Wenn Mama nicht leben mag – „All das Schöne“ im Metropoltheater

Lachen und Weinen: Duncan Macmillans „All das Schöne“ – eine kleine, aber sehr besondere Coming-of-age-Story im Metropoltheater.

Kaum nimmt man im Café des Metropoltheaters Platz, schon kommt der Schauspieler Philipp Moschitz an den Tisch, begrüßt einen, verteilt Zettel und sagt was von „interaktiv“. Na super, mitmachen im Theater – wer will das schon! Peinlichkeit vorprogrammiert.

Den 1980 geborenen Engländer Duncan Macmillan kennt man hier schon, von „Atmen“, der Zweier-Beziehungskiste, die mit großem Erfolg gelaufen ist. „All das Schöne“ (uraufgeführt 2013) nun ist ein Solo, aber wieder eine brillante Melange aus den Spuren, die Leben ausmachen. Und eine Gratwanderung. Denn hier wird kein Biopic von der Bühne heruntererzählt: diese Geschichte verlangt – und so hat es Metropol-Chef Jochen Schölch jetzt auch eingerichtet – Interaktion mit dem Publikum.
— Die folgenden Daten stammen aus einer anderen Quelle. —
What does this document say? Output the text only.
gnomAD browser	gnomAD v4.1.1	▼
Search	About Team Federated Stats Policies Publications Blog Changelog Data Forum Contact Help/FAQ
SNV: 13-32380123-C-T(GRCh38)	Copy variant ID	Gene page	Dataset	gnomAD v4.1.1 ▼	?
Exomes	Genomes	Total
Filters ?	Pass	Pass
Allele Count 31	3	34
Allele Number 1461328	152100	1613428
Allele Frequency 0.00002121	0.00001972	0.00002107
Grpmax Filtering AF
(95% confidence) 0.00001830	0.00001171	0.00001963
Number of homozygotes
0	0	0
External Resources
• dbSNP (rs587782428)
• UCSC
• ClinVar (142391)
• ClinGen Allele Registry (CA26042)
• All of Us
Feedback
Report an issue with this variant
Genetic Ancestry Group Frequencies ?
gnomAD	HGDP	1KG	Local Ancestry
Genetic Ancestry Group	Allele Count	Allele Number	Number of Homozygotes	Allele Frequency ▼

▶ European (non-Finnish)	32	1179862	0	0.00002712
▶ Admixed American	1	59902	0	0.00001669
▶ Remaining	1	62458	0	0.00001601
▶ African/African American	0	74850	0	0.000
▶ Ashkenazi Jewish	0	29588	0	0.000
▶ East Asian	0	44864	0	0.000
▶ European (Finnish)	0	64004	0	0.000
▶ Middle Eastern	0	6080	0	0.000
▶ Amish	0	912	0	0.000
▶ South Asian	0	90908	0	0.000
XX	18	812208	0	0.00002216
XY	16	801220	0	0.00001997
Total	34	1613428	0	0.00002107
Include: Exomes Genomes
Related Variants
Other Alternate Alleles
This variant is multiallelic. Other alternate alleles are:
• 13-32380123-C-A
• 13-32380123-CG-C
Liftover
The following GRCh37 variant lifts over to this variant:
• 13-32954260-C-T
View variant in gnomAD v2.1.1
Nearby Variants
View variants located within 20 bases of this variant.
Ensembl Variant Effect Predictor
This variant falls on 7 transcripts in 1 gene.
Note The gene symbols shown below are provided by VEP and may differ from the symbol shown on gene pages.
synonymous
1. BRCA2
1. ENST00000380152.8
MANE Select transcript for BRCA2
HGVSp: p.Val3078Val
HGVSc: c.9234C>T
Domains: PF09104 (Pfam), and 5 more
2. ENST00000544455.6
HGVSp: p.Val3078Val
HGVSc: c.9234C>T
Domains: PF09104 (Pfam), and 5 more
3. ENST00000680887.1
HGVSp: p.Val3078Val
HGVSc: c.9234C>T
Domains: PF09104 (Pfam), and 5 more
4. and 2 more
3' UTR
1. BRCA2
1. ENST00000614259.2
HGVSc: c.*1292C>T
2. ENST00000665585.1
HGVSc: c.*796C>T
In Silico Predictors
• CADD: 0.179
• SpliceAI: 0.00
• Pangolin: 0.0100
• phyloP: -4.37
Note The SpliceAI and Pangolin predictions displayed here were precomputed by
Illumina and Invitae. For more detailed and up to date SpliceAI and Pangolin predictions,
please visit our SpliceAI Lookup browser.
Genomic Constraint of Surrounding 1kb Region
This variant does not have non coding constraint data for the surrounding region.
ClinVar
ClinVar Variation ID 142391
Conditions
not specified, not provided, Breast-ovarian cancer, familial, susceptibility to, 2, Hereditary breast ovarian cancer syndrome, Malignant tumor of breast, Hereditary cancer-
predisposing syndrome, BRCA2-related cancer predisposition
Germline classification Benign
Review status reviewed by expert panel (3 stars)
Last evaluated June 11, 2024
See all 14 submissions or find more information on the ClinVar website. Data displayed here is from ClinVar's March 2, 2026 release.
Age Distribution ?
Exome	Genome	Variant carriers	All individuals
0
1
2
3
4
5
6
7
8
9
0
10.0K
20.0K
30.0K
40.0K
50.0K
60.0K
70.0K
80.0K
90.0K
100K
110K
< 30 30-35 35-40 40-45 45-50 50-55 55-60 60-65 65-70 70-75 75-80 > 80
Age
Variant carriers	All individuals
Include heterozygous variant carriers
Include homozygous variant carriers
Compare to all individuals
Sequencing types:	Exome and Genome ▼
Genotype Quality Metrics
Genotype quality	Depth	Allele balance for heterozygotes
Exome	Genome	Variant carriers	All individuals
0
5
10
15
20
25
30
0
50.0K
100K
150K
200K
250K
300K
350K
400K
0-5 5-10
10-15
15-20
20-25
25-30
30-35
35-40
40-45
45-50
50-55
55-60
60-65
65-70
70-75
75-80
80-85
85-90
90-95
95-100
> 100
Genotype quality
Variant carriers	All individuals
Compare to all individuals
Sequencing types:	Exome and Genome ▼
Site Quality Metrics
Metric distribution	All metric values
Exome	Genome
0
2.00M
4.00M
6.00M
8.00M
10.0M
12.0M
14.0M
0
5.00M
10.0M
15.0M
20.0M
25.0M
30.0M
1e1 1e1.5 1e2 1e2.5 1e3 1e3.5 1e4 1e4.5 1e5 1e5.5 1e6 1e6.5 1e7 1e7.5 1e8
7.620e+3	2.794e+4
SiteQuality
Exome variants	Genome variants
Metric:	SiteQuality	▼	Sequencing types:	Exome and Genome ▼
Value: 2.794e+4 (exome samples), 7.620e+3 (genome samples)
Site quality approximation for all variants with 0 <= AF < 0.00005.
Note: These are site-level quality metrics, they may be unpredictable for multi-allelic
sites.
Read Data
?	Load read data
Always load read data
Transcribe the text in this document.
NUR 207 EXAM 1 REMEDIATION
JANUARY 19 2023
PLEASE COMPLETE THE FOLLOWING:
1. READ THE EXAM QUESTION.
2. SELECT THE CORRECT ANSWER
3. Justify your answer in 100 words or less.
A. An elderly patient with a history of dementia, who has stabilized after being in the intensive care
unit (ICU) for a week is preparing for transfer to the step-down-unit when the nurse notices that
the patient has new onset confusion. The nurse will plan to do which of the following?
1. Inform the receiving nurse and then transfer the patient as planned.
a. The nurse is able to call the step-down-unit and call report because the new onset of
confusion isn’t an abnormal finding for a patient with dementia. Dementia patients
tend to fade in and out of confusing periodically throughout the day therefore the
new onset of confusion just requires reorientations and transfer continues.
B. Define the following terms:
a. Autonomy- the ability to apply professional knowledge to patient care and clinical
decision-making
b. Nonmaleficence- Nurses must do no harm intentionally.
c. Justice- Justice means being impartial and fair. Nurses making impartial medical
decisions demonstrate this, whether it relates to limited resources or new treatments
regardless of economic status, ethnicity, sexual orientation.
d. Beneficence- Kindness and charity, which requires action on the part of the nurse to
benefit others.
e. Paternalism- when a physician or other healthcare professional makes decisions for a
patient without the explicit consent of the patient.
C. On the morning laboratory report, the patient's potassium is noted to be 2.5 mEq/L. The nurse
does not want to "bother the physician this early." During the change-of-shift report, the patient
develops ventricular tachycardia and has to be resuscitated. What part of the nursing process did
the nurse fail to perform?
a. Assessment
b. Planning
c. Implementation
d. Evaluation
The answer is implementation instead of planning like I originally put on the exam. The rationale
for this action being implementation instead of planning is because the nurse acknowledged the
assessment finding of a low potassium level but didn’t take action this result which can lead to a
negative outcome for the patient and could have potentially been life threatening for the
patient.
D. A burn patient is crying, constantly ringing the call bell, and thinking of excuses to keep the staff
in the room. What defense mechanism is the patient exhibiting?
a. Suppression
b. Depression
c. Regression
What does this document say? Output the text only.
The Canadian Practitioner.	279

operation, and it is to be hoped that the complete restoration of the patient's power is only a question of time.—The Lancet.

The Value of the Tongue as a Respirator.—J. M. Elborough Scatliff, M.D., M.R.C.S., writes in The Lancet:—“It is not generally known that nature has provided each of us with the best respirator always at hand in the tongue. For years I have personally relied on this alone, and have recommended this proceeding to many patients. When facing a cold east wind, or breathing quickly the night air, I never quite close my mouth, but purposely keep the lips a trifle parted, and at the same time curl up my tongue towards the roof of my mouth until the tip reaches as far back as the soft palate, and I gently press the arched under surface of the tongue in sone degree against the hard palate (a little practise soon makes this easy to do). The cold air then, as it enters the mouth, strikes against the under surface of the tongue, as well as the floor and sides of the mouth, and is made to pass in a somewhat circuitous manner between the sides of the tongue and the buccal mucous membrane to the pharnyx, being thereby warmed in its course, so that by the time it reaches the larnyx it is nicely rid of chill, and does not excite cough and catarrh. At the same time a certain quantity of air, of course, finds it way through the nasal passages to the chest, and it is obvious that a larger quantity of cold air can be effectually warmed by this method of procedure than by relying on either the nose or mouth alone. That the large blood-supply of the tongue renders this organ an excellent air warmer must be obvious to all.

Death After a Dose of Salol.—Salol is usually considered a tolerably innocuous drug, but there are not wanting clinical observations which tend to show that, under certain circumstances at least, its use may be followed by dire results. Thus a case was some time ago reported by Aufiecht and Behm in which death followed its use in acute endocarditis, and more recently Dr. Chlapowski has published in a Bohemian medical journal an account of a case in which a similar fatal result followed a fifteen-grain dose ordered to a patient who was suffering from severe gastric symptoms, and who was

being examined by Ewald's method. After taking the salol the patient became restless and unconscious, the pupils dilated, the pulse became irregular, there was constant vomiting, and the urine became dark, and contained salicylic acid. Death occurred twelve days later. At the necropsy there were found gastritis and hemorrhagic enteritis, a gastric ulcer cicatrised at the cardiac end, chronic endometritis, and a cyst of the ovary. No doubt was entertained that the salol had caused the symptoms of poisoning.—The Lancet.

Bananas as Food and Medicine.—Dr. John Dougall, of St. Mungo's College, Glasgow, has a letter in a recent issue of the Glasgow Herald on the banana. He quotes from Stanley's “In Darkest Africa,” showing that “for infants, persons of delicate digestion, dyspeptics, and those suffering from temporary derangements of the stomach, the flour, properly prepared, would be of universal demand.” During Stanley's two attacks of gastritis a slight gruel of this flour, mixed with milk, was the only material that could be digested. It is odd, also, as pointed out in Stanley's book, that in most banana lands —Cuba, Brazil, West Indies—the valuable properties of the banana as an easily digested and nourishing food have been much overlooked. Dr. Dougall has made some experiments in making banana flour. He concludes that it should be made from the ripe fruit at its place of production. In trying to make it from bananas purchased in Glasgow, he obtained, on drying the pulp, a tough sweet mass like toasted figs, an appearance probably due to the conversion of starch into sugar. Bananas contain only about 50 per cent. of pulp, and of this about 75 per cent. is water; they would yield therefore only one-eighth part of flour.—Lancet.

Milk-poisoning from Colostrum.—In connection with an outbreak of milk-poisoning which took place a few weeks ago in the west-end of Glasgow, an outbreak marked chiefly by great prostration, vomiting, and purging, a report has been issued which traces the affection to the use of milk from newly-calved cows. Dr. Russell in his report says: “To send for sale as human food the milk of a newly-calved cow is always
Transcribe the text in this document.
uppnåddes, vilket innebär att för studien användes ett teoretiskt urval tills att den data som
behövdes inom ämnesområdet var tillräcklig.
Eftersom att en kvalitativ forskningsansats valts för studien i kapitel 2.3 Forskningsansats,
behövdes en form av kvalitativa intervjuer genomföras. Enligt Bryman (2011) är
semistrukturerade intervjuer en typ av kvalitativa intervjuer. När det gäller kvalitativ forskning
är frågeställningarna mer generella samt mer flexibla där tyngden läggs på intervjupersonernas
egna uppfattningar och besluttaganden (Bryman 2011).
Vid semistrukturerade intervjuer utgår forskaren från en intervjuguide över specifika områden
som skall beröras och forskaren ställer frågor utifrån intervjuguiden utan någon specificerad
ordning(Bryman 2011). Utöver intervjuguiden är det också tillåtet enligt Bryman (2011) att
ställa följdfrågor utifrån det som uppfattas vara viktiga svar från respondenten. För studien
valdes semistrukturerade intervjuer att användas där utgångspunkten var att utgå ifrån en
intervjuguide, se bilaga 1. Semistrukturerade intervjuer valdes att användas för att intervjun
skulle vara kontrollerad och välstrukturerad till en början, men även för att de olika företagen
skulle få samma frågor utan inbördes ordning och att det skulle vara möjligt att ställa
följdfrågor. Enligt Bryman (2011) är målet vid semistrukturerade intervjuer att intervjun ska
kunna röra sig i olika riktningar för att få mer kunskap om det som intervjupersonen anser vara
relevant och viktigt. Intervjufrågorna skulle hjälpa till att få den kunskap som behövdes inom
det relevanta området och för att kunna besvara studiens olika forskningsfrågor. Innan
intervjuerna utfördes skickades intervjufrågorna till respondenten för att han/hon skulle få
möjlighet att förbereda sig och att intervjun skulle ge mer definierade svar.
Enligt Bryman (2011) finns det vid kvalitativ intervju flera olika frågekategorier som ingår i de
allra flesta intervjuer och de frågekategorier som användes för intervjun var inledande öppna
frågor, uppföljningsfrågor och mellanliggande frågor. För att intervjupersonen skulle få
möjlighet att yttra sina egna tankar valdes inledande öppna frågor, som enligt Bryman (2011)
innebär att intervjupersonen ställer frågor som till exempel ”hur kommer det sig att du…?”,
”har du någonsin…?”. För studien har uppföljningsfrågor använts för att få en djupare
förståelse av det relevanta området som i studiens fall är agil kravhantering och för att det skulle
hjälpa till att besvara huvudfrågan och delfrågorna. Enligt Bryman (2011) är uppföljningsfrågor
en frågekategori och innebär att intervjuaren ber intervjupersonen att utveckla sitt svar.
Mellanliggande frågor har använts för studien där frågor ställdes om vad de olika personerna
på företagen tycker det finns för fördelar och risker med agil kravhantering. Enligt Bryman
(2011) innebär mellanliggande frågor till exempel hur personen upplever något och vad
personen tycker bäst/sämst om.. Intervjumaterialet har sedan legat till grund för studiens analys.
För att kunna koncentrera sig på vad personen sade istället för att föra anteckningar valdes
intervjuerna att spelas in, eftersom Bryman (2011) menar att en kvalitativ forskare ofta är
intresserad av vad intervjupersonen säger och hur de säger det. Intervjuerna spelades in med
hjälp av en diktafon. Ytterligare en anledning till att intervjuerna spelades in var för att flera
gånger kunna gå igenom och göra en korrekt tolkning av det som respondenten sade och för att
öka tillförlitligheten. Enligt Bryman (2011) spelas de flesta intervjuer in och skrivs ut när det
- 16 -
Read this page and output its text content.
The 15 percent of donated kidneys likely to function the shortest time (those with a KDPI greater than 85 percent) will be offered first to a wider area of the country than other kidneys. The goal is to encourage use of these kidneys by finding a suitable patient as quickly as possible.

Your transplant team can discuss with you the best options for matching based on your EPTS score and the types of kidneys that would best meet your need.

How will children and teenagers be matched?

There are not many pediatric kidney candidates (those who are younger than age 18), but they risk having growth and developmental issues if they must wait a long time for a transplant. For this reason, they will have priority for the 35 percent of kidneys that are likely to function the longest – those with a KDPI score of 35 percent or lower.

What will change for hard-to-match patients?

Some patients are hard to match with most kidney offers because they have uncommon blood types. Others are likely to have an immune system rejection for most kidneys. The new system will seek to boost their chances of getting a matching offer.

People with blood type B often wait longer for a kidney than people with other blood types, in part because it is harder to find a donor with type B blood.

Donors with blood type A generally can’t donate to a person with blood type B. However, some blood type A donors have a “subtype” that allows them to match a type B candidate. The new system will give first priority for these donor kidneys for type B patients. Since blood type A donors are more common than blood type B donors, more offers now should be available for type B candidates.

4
Mit dem ersten Selbstmordversuch der Mutter beginnt der junge Mann eine Liste, auf den verteilten Zetteln stehen Punkte daraus: was im Leben schön ist und wofür es sich zu leben lohnt. So was wie „Eiscreme“ oder „Länger aufbleiben“ oder „Ins Meer pinkeln und keiner merkt‘s“. Assoziationsschnipsel, die beim Zuschauer schnell eigene Erinnerungen freisetzen. Dazu noch die Musik, bisschen Jazz, Pink Floyd, Queen, Tina Turner, vom Band oder live am Klavier: nächste positive Anbindungsebene.

Das macht das Weinen, das noch kommen wird, leichter. Aus den zugerufenen Stichworten sortiert sich nach und nach das Leben dieses Mittdreißigers. Philipp Moschitz – Brille, Jeans und hoch geschobene Pulli-Ärmel geben ihm was Studentisches – ist der erzsympathische Mastermind des Abends, er nimmt uns bei der Hand und führt uns durch Tiefen und Höhen dieser Coming-of-Age-Story: der Tod des Hundes, die Depression der Mutter, das Verlieben, die Heirat. Bis zur Trennung und den eigenen Problemen.

Das Interagieren funktioniert wunderbar, weil Moschitz‘ Art schnell Vertrautheit im Publikum entstehen lässt, ein Entre nous. Und so wird aus einem dramaturgischen Kniff durchaus schlüssiges Mitspielen: auch wenn dann schon mal wer als Vater, Lehrerin oder Lebenspartner herhalten muss. Am Ende kriegt dieser kleine, aber sehr feine, witzige und berührende Abend viele Bravos. Und peinlich ist in diesen 75 Minuten absolut nichts.